Women now make up more than half of all college undergraduates, but they still don’t get an equal portion of athletic opportunities—and schools spend proportionally less money on them. For example, in 2010 at NCAA Division I schools, women composed almost 53 percent of the aggregate student body but were under 46 percent of the schools’ student athletes. Women’s teams received just 41.4 percent of the money spent on head coach salaries, just 36.4 percent of the recruiting dollars, and just 39.6 percent of overall athletic expenses—a figure that’s remained virtually unchanged for several years. (Most of the spending gaps can be explained by the schools’ money-hogging and revenue-generating men’s football programs.)

Median Spending Per Athlete, NCAA Division I FBS Schools

 (Note: FBS institutions have football teams eligible for post-season bowl games.)

Speaking of coaching, the spike in female athletes hasn’t led to a corresponding rise in women coaches—quite the opposite, actually. While women coached more than 90 percent of women’s teams in 1972, today that number has dropped to about 43 percent, according to the most recent survey of NCAA schools by Brooklyn College researchers. The percentage of men’s teams coached by women has continued to hover around a negligible 3 percent.

And despite the fact that millions of women and girls are competing, they’re unlikely to see athletic role models of their own gender in the media. A 20-year study of sports coverage by University of California and Purdue researchers shows the short shrift women’s sports receives compared to men’s on network news and ESPN Sportscenter: In 2009, women’s sports got only 1.6 percent of the airtime, down from 6.3 percent in 2004.

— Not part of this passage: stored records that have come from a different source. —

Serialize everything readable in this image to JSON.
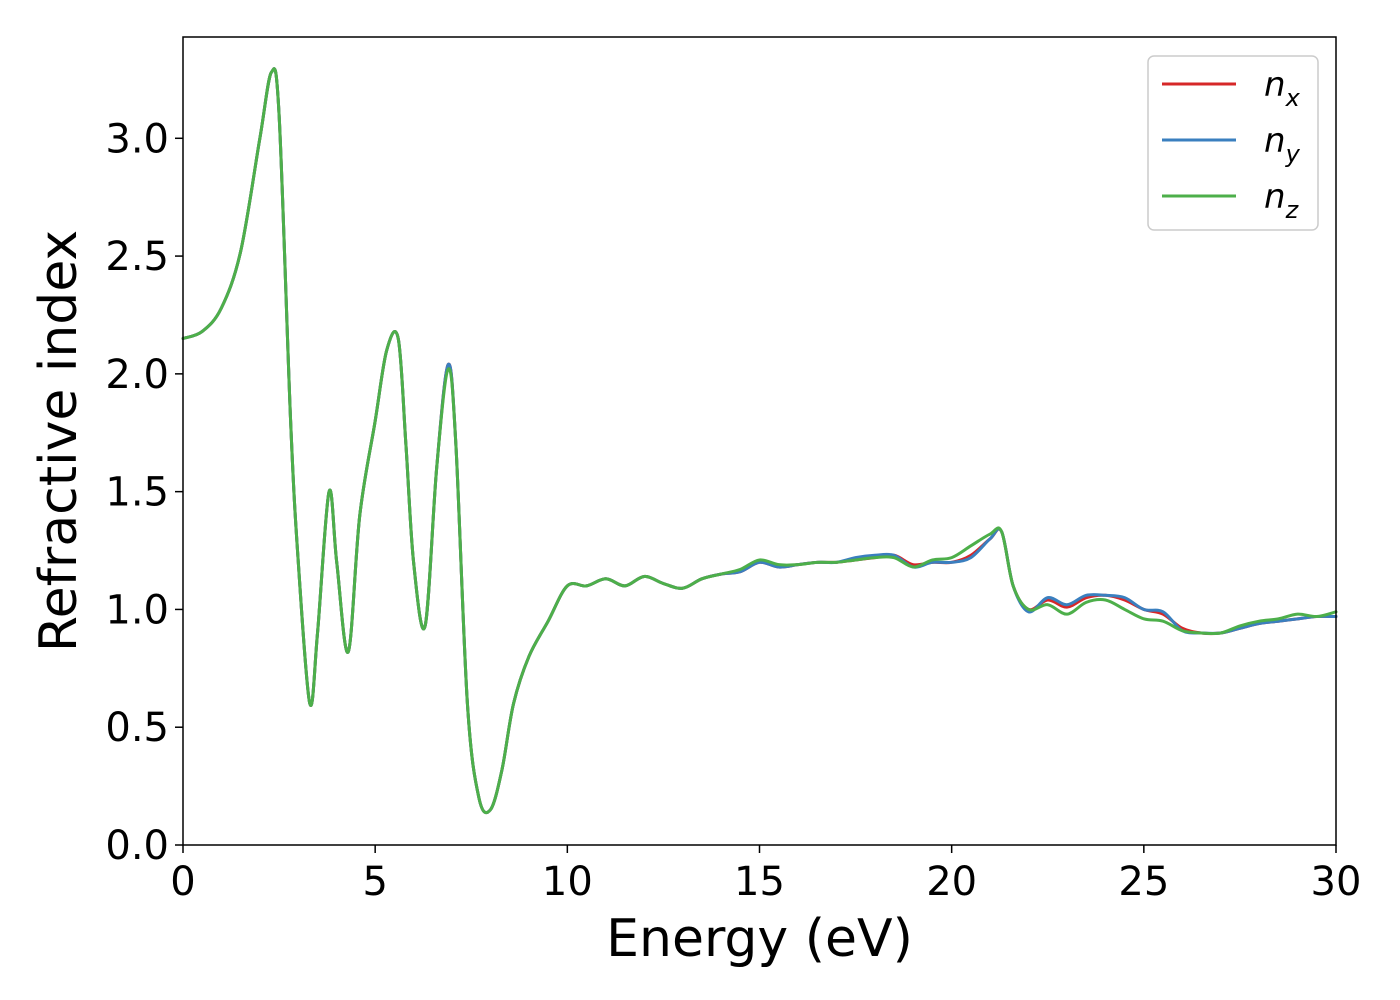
{
  "chart_data": {
    "type": "line",
    "xlabel": "Energy (eV)",
    "ylabel": "Refractive index",
    "xlim": [
      0,
      30
    ],
    "ylim": [
      0,
      3.43
    ],
    "xticks": [
      "0",
      "5",
      "10",
      "15",
      "20",
      "25",
      "30"
    ],
    "yticks": [
      "0.0",
      "0.5",
      "1.0",
      "1.5",
      "2.0",
      "2.5",
      "3.0"
    ],
    "grid": false,
    "legend_position": "top-right",
    "series": [
      {
        "name": "n",
        "subscript": "x",
        "color": "#d62728",
        "x": [
          0,
          0.5,
          1.0,
          1.5,
          2.0,
          2.3,
          2.5,
          2.8,
          3.0,
          3.3,
          3.5,
          3.8,
          4.0,
          4.3,
          4.6,
          5.0,
          5.3,
          5.6,
          5.8,
          6.0,
          6.3,
          6.6,
          6.9,
          7.1,
          7.4,
          7.7,
          8.0,
          8.3,
          8.6,
          9.0,
          9.5,
          10.0,
          10.5,
          11.0,
          11.5,
          12.0,
          12.5,
          13.0,
          13.5,
          14.0,
          14.5,
          15.0,
          15.5,
          16.0,
          16.5,
          17.0,
          17.5,
          18.0,
          18.5,
          19.0,
          19.5,
          20.0,
          20.5,
          21.0,
          21.3,
          21.6,
          22.0,
          22.5,
          23.0,
          23.5,
          24.0,
          24.5,
          25.0,
          25.5,
          26.0,
          26.5,
          27.0,
          27.5,
          28.0,
          28.5,
          29.0,
          29.5,
          30.0
        ],
        "y": [
          2.15,
          2.18,
          2.28,
          2.52,
          3.0,
          3.28,
          3.1,
          1.8,
          1.2,
          0.6,
          0.9,
          1.5,
          1.2,
          0.82,
          1.4,
          1.8,
          2.1,
          2.15,
          1.7,
          1.2,
          0.93,
          1.6,
          2.04,
          1.7,
          0.6,
          0.2,
          0.15,
          0.32,
          0.6,
          0.8,
          0.95,
          1.1,
          1.1,
          1.13,
          1.1,
          1.14,
          1.11,
          1.09,
          1.13,
          1.15,
          1.16,
          1.2,
          1.18,
          1.19,
          1.2,
          1.2,
          1.21,
          1.22,
          1.23,
          1.19,
          1.2,
          1.2,
          1.23,
          1.3,
          1.33,
          1.1,
          1.0,
          1.04,
          1.01,
          1.05,
          1.06,
          1.04,
          1.0,
          0.98,
          0.92,
          0.9,
          0.9,
          0.92,
          0.94,
          0.95,
          0.96,
          0.97,
          0.97
        ]
      },
      {
        "name": "n",
        "subscript": "y",
        "color": "#3a7fbf",
        "x": [
          0,
          0.5,
          1.0,
          1.5,
          2.0,
          2.3,
          2.5,
          2.8,
          3.0,
          3.3,
          3.5,
          3.8,
          4.0,
          4.3,
          4.6,
          5.0,
          5.3,
          5.6,
          5.8,
          6.0,
          6.3,
          6.6,
          6.9,
          7.1,
          7.4,
          7.7,
          8.0,
          8.3,
          8.6,
          9.0,
          9.5,
          10.0,
          10.5,
          11.0,
          11.5,
          12.0,
          12.5,
          13.0,
          13.5,
          14.0,
          14.5,
          15.0,
          15.5,
          16.0,
          16.5,
          17.0,
          17.5,
          18.0,
          18.5,
          19.0,
          19.5,
          20.0,
          20.5,
          21.0,
          21.3,
          21.6,
          22.0,
          22.5,
          23.0,
          23.5,
          24.0,
          24.5,
          25.0,
          25.5,
          26.0,
          26.5,
          27.0,
          27.5,
          28.0,
          28.5,
          29.0,
          29.5,
          30.0
        ],
        "y": [
          2.15,
          2.18,
          2.28,
          2.52,
          3.0,
          3.28,
          3.1,
          1.8,
          1.2,
          0.6,
          0.9,
          1.5,
          1.2,
          0.82,
          1.4,
          1.8,
          2.1,
          2.15,
          1.7,
          1.2,
          0.93,
          1.6,
          2.04,
          1.7,
          0.6,
          0.2,
          0.15,
          0.32,
          0.6,
          0.8,
          0.95,
          1.1,
          1.1,
          1.13,
          1.1,
          1.14,
          1.11,
          1.09,
          1.13,
          1.15,
          1.16,
          1.2,
          1.18,
          1.19,
          1.2,
          1.2,
          1.22,
          1.23,
          1.23,
          1.18,
          1.2,
          1.2,
          1.22,
          1.3,
          1.33,
          1.1,
          0.99,
          1.05,
          1.02,
          1.06,
          1.06,
          1.05,
          1.0,
          0.99,
          0.91,
          0.9,
          0.9,
          0.92,
          0.94,
          0.95,
          0.96,
          0.97,
          0.97
        ]
      },
      {
        "name": "n",
        "subscript": "z",
        "color": "#4daf4a",
        "x": [
          0,
          0.5,
          1.0,
          1.5,
          2.0,
          2.3,
          2.5,
          2.8,
          3.0,
          3.3,
          3.5,
          3.8,
          4.0,
          4.3,
          4.6,
          5.0,
          5.3,
          5.6,
          5.8,
          6.0,
          6.3,
          6.6,
          6.9,
          7.1,
          7.4,
          7.7,
          8.0,
          8.3,
          8.6,
          9.0,
          9.5,
          10.0,
          10.5,
          11.0,
          11.5,
          12.0,
          12.5,
          13.0,
          13.5,
          14.0,
          14.5,
          15.0,
          15.5,
          16.0,
          16.5,
          17.0,
          17.5,
          18.0,
          18.5,
          19.0,
          19.5,
          20.0,
          20.5,
          21.0,
          21.3,
          21.6,
          22.0,
          22.5,
          23.0,
          23.5,
          24.0,
          24.5,
          25.0,
          25.5,
          26.0,
          26.5,
          27.0,
          27.5,
          28.0,
          28.5,
          29.0,
          29.5,
          30.0
        ],
        "y": [
          2.15,
          2.18,
          2.28,
          2.52,
          3.0,
          3.28,
          3.1,
          1.8,
          1.2,
          0.6,
          0.9,
          1.5,
          1.2,
          0.82,
          1.4,
          1.8,
          2.1,
          2.15,
          1.7,
          1.2,
          0.93,
          1.6,
          2.02,
          1.7,
          0.6,
          0.2,
          0.15,
          0.32,
          0.6,
          0.8,
          0.95,
          1.1,
          1.1,
          1.13,
          1.1,
          1.14,
          1.11,
          1.09,
          1.13,
          1.15,
          1.17,
          1.21,
          1.19,
          1.19,
          1.2,
          1.2,
          1.21,
          1.22,
          1.22,
          1.18,
          1.21,
          1.22,
          1.27,
          1.32,
          1.33,
          1.1,
          1.0,
          1.02,
          0.98,
          1.03,
          1.04,
          1.0,
          0.96,
          0.95,
          0.91,
          0.9,
          0.9,
          0.93,
          0.95,
          0.96,
          0.98,
          0.97,
          0.99
        ]
      }
    ]
  }
}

Network Air Time Breakdown for Men’s and Women’s Sports Teams

Most importantly, Title IX hasn’t managed to extend the enormous social and health benefits of sports to all girls equally. In 2008, a national survey of third- through 12th-graders by the Women’s Sports Foundation found that 75 percent of white girls play sports, compared to less than two-thirds of African-American and Hispanic girls, and about half of Asian girls. And while boys from immigrant families are well-represented in youth sports, less than half of girls from those families are playing.* The gender gap is also worse in urban schools and among kids from low-income families.

These disparities in youth sports persist at the collegiate level. African-American women are underrepresented in all sports except Division I basketball and track and field, and Latinas make up just 4 percent of female athletes in the NCAA. As Benita Fitzgerald Mosley, an Olympic gold medalist in track and field, recently explained to the New York Times, “[I]n the grand scheme of things, Caucasian girls have benefited disproportionately well, especially suburban girls and wealthy Caucasian girls.”

Correction: An earlier version of this article included a chart with incorrect data on youth sports participation. It has been removed.